In another exercise, they distribute chocolates and feed each other to encourage interpersonal love and harmony among the community members.
“I work on the computer for eight hours a day. The shoulder exercises help in relieving stress in my joints. I remain cheerful the entire day after laughter yoga,” said Sheetal Mehra, a Grant Road resident, who has been attending the club for three years. With the yoga routine consisting of multiple breathing and stretching exercises that focus on the acupressure points and relieving any joint pain, the members in the club claim their personal lives have improved.
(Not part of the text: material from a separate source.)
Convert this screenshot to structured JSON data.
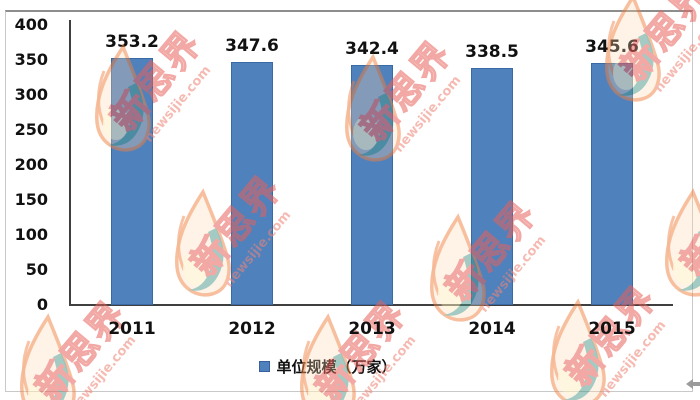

Manjula Ben Madhwani, 78, is one of the oldest members of the group. She joined the club on her doctor’s recommendation, following a bypass surgery. “After my angiography, water intake had to be reduced. My health became challenging,” she said. Seven years ago she started laughter yoga, and has continued ever since. Varsha Chopra, 64, has been doing laughter yoga for 10 years. She claims that the exercises incorporated in the laughter club are similar to the ones she was made to do in the hospital after a knee replacement surgery.

Another 70-year-old member, Jayanthibai Harsova, came across the laughter yoga club while walking to Godrej Garden. “I was impressed by the concept,” she says. Harsova suffered from shoulder pain and claims laughter yoga and exercising eased her shoulder stiffness.